The second-most powerful committee of the Board, said Hemindra, was the Risk Management Committee (RMC). “This is where risks are monitored. In any bank or finance company, the RMC meets a minimum of three to four times a year. Just by reading the annual report, I detected that the Risk Management Committee had met only once since FY2015. This was disclosed in their Director’s Report,” said Hemindra, sounding outraged. “On what basis did the credit rating agencies give a triple A to this company? All this information is publicly available. I pointed out just a few things: that this company is insolvent and that its Risk Management Committee never met and senior management were getting rewarded for mismanagement. When the government took over this company, all three points were mentioned in their report. But I am not a genius; anyone who read the report could have told you this. You didn’t even have to do too much research. It could have been detected five years ago with publicly available information. But, nobody wanted to do it. In their mind, it was the government so you didn’t have to do analysis. Today you have a hundred thousand crore of NPAs which is ultimately going to eat into your pockets because you have invested in some debt mutual scheme which has invested in their paper.”

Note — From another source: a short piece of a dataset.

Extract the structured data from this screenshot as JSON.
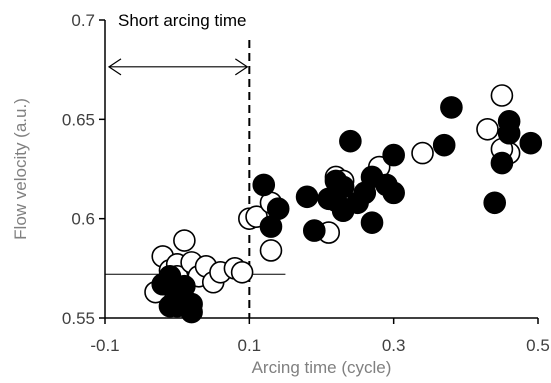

Hemindra fearlessly took digs at banks who had failed due to lack of good corporate governance and upon which he has done extensive research. Backed by skilful statistics and graphs’ presentation, Hemindra brought out some of the obvious fallacies. From the faults of the Boards of Directors to loopholes in the financial policies to the failures of the Risk Management Committee to the role and negligence of credit rating agencies – no one was spared.